Saunders discussed her gruelling treatment which involved her having a ‘portacath’ tube inserted in her arm into which the ‘huge horse syringe’ of red-coloured drugs would be injected.
What followed was what the star called the mother of all hangovers.
She said: “It’s like a night on mixed spirits, wine and grappa. It’s a real cracker. It’s a humdinger.”
She describes how she sat in a large white chair in her own cubicle at the Central London hospital and was also given a ‘cold cap’; a helmet-like device that freezes the scalp and is supposed to help prevent hair loss caused by the side effects of the strong chemo drugs.
“The weird thing is that I came to quite enjoy my visits to the clinic,’ she had written in her book.
“If you’re me, having treatment is a fairly good thing: your life has a routine and pattern.
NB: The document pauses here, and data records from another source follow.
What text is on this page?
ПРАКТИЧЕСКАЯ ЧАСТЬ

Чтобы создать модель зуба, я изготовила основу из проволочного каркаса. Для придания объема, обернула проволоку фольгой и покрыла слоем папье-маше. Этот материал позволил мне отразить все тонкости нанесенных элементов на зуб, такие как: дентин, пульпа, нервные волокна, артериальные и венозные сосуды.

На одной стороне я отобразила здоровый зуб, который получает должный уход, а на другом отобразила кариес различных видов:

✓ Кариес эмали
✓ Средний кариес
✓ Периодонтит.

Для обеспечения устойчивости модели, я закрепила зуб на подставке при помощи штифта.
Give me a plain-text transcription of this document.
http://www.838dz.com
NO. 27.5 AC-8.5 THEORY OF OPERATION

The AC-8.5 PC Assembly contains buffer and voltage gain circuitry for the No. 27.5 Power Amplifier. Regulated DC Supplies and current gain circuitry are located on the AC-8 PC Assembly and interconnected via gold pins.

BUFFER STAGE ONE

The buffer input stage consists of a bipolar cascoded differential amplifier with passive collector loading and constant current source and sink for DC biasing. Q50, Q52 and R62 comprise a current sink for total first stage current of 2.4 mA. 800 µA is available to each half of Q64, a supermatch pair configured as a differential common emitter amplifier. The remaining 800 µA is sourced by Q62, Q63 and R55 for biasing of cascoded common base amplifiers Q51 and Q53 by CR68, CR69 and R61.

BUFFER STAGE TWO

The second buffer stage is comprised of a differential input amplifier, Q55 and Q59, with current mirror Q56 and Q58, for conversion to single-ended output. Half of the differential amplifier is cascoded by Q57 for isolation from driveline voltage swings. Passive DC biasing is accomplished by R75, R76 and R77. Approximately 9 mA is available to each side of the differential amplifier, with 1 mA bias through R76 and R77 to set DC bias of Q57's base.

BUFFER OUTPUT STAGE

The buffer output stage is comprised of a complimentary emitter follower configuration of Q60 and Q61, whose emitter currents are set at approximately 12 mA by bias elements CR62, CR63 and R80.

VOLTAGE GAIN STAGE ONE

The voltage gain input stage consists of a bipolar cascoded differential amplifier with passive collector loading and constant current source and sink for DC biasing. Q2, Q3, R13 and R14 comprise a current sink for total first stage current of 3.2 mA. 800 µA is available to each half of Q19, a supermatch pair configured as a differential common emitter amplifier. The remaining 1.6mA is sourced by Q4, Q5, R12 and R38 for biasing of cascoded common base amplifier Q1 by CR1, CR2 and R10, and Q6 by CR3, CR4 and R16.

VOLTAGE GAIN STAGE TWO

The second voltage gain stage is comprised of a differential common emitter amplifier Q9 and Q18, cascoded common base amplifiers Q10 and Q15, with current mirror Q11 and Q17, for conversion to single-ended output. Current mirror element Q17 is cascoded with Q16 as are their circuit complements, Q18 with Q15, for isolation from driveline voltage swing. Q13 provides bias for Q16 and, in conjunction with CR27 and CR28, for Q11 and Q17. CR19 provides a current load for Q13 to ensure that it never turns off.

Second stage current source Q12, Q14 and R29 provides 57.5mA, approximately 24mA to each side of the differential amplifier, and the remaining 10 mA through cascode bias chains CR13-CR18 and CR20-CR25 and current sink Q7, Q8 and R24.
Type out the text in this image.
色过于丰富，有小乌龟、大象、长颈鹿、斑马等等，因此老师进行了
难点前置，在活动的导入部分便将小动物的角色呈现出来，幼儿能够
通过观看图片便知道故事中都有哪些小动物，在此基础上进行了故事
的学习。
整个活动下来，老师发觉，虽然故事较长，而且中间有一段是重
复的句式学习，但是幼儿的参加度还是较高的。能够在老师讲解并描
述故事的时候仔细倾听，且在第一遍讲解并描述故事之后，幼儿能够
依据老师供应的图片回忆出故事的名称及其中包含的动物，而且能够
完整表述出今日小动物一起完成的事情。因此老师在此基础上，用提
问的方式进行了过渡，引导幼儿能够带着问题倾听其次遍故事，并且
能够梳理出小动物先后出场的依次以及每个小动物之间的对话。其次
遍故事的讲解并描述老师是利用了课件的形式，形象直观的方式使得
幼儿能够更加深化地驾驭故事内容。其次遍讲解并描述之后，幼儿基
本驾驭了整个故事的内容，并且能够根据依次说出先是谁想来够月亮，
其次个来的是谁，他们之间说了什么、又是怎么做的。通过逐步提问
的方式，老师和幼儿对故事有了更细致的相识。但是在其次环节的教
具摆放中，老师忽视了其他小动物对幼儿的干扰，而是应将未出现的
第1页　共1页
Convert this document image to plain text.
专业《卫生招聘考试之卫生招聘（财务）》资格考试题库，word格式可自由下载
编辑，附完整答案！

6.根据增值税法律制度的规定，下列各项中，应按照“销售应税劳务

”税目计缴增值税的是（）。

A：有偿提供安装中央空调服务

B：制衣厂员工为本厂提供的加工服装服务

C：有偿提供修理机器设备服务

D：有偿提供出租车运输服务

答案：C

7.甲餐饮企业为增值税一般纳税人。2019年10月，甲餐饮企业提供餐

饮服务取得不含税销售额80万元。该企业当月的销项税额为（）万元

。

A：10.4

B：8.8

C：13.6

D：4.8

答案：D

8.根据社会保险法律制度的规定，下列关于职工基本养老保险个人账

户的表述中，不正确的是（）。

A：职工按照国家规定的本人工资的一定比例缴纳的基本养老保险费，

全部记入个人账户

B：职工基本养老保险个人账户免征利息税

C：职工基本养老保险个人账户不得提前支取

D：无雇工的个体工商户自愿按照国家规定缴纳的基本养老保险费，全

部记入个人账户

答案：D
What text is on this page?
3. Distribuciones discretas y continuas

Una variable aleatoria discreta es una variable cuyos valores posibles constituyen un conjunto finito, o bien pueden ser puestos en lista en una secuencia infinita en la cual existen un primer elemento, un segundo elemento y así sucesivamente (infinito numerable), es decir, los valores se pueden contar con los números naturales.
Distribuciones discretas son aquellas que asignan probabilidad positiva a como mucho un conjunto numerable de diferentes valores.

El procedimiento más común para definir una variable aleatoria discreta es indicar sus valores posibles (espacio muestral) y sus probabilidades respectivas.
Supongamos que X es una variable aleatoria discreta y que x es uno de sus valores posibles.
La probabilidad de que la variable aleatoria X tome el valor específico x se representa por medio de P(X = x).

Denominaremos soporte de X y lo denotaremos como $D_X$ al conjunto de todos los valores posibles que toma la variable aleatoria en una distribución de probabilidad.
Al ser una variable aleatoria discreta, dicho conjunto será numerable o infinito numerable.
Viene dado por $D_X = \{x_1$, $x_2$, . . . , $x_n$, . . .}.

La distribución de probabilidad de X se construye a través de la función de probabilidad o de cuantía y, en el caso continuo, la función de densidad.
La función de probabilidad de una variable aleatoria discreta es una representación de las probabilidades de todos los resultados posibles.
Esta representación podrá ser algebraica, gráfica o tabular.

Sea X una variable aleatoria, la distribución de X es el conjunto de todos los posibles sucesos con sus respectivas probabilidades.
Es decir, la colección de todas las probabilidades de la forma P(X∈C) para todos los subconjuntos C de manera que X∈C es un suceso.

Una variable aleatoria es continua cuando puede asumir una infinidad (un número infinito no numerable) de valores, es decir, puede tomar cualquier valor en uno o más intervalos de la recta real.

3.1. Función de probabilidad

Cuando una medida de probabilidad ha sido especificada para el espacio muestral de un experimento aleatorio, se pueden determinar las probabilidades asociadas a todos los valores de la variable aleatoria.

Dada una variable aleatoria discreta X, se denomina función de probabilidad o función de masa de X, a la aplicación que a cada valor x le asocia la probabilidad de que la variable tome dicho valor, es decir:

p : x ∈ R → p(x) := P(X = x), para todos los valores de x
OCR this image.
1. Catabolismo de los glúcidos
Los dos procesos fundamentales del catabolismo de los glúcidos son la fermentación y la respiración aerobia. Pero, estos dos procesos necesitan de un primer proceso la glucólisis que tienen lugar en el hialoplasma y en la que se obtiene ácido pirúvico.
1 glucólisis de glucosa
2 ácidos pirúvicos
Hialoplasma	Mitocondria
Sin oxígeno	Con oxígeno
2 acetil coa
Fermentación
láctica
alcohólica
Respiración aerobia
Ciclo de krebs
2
You do what you’re told, and I find that quite liberating.
“You just grit your teeth and bear it. It becomes your job, and your job is now getting through this next year of whatever.
“In a funny way that releases you to say, ‘What do I have to do today? Oh, I have this or that hospital appointment’ – although I did find it quite odd, the number of hospital appointments.
“I became quite addicted to my old chair and my nurse, who was very good at stabbing me – you know, getting the portacath in – because, I can tell you, you don’t want any fiddling about.”